Competitiveness is no longer measured by labor costs. It is measured by coordination capacity. Strategic value chains require governments capable of operating as connection nodes between industry, talent, infrastructure, and public policy.

 

In Europe, the European Commission is driving industrial autonomy strategies in critical sectors. In Asia, governments like Singapore and South Korea design full ecosystems to attract high-value investment. They do not improvise. They compete.

 

Mexico, by contrast, faces a structural challenge: fragmentation between levels of government. While the federal government negotiates trade agreements, many municipalities still do not understand how to integrate into them.

 

“Without territorial strategy, there is no competitive advantage.”

 

Mexico in the Wrong Chain interMayors Magazine infographic

Local governments are the real entry point for investment.

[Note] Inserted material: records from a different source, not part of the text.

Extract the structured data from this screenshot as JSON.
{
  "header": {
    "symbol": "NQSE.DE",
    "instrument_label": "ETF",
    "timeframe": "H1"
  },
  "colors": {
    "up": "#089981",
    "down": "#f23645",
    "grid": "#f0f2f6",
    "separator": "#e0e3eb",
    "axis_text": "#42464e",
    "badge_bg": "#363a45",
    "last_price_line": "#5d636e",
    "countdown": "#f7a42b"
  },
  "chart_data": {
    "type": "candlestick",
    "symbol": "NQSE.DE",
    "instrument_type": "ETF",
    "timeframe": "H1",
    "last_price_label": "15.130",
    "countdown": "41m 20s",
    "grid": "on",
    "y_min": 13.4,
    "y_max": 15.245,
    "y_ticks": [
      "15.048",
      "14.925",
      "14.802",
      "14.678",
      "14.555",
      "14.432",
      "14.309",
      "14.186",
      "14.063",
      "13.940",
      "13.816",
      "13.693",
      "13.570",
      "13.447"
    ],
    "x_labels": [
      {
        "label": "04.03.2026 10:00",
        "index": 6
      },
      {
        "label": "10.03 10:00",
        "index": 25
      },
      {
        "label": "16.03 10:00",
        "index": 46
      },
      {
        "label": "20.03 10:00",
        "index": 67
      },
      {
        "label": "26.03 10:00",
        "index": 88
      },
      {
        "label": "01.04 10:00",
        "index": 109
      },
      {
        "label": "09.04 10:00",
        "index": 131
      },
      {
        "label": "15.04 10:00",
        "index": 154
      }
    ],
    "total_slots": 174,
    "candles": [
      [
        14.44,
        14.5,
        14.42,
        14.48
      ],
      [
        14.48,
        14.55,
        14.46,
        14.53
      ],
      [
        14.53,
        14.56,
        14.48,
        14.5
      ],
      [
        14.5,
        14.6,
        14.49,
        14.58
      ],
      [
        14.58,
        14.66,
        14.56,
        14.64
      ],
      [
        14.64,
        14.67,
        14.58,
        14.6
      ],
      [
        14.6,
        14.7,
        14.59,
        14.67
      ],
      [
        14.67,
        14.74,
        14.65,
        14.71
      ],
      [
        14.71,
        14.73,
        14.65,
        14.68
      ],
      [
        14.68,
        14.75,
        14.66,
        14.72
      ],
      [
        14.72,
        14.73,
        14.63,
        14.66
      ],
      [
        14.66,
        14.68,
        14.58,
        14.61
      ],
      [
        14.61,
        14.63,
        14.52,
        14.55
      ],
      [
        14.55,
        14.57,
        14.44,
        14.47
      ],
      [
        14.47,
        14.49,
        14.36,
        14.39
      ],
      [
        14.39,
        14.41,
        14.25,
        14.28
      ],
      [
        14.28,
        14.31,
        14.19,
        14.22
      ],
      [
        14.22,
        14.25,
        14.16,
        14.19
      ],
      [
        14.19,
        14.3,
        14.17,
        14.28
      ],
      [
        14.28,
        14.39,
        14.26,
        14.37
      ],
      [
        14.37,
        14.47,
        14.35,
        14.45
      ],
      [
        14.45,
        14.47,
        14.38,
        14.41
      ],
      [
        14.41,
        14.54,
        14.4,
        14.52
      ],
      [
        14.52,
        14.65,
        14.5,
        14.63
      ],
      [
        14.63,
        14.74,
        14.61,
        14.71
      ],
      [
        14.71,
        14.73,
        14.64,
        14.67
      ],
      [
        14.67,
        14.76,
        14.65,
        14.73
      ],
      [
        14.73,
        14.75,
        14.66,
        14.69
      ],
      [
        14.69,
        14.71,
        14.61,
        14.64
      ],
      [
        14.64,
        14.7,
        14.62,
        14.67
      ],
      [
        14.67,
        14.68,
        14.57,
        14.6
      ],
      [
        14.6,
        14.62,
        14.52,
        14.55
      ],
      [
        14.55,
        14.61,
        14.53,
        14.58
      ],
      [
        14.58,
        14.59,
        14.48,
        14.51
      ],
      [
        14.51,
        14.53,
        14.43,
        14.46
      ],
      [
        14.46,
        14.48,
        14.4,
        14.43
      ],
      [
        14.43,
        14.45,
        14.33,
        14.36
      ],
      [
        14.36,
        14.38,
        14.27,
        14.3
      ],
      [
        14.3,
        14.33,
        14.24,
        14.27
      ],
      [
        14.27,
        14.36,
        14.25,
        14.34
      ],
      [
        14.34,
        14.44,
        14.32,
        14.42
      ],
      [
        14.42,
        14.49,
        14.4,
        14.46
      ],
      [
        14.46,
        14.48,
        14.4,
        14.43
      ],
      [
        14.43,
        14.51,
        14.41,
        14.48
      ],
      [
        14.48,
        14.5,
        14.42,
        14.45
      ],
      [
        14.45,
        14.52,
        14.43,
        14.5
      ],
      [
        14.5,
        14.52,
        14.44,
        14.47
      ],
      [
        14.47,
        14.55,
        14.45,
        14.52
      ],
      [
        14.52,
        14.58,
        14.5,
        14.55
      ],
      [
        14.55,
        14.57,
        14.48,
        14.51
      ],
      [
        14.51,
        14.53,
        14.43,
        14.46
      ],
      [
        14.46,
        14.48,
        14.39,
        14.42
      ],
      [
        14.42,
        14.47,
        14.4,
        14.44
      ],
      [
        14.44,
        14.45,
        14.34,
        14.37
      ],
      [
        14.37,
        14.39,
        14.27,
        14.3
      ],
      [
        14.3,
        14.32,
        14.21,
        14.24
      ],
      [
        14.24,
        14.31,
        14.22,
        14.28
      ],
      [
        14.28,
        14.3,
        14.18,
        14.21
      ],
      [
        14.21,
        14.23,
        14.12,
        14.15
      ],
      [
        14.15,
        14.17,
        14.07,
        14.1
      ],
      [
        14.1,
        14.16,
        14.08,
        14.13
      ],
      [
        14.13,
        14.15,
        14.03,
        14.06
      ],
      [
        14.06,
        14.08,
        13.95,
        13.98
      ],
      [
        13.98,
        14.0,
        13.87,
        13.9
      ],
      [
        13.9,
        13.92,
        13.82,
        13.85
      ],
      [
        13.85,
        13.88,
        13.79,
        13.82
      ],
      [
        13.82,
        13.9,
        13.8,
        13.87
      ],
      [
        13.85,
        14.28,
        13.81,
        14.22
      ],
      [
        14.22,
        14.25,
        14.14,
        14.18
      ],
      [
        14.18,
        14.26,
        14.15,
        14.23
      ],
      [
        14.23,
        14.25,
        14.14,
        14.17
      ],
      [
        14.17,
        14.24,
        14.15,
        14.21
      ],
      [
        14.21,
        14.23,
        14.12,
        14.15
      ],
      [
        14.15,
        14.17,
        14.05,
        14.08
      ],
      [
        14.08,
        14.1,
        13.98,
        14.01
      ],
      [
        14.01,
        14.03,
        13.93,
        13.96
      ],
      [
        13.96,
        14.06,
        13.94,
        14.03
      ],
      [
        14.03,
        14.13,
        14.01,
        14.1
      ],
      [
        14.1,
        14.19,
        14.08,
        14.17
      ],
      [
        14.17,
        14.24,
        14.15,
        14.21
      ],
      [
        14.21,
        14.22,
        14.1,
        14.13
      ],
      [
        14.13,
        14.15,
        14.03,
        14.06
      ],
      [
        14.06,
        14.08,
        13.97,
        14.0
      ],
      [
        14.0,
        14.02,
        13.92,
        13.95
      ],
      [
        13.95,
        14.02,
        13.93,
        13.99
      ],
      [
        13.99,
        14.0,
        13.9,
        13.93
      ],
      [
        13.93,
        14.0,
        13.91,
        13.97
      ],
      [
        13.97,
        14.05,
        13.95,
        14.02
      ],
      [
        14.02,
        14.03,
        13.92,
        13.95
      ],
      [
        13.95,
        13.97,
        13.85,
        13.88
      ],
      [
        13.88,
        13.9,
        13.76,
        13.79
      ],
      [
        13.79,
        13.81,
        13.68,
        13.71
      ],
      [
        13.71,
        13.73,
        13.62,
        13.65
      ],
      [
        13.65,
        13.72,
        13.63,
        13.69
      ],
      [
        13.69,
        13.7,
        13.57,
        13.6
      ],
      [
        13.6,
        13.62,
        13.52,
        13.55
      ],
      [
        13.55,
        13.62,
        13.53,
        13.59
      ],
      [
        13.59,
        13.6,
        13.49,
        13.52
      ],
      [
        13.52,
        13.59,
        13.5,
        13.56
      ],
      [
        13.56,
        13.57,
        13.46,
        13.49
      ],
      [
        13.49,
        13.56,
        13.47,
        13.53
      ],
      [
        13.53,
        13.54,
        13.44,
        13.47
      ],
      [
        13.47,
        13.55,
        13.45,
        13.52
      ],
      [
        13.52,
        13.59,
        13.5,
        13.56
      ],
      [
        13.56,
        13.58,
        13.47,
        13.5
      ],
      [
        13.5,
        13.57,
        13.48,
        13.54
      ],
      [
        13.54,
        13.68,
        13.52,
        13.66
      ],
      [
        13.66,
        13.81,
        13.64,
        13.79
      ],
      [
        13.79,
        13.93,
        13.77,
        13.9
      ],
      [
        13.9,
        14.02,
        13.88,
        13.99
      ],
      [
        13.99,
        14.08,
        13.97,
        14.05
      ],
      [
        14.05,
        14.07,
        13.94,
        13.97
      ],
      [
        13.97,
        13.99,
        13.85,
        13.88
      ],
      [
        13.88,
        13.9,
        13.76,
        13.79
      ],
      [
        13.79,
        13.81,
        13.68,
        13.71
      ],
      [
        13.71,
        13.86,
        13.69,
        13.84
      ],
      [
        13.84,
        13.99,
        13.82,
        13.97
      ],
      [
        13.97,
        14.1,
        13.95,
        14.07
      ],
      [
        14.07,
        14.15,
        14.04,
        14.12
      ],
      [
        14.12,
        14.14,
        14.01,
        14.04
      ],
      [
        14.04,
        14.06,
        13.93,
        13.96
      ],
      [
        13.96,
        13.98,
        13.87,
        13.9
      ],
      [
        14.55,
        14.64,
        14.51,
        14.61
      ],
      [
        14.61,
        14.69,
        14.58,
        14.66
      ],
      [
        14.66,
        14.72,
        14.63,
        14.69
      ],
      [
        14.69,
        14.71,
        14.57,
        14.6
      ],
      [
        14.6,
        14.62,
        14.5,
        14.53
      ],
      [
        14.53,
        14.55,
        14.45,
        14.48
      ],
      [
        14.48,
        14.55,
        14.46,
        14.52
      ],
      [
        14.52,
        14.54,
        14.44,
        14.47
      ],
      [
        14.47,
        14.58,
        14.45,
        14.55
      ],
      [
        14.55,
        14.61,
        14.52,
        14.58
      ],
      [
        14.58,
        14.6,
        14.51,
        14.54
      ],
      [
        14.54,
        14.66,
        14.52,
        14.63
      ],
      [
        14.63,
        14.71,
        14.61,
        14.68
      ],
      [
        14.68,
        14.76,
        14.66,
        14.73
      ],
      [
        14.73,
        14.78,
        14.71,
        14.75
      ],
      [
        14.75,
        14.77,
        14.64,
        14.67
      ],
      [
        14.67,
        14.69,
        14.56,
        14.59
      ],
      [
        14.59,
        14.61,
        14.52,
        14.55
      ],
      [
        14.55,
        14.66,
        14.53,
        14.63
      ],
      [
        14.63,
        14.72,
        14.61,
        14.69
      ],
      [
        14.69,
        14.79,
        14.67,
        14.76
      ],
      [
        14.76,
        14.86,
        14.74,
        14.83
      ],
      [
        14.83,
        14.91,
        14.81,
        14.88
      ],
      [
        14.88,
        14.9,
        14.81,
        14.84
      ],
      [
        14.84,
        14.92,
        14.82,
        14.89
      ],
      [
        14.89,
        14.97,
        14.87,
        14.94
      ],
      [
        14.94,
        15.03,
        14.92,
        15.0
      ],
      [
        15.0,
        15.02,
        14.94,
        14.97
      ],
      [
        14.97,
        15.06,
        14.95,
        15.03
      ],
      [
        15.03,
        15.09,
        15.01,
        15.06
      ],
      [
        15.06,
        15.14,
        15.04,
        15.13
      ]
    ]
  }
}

They define timelines, costs, infrastructure, and certainty. Without an aligned vision, Mexico risks becoming an uneven mosaic: highly competitive cities surrounded by disconnected territories. Governing today means competing globally.

 

Global value chains no longer reward passivity. They reward strategic intent. Mexico can no longer rely on location as a sufficient advantage. The new economy demands design, coordination, and territorial leadership.

 

Because in this new logic, those who do not create value… transfer it.

 

This is only the beginning of a transformation redefining the role of territories in the global economy. At interAlcaldes, we will continue exploring how Mexican cities can move from reacting to global change to shaping it.

 

Because in this new economy, those who do not design the chain… become subordinated to it. Does Mexico want to be part of the chain… or does it want to design it?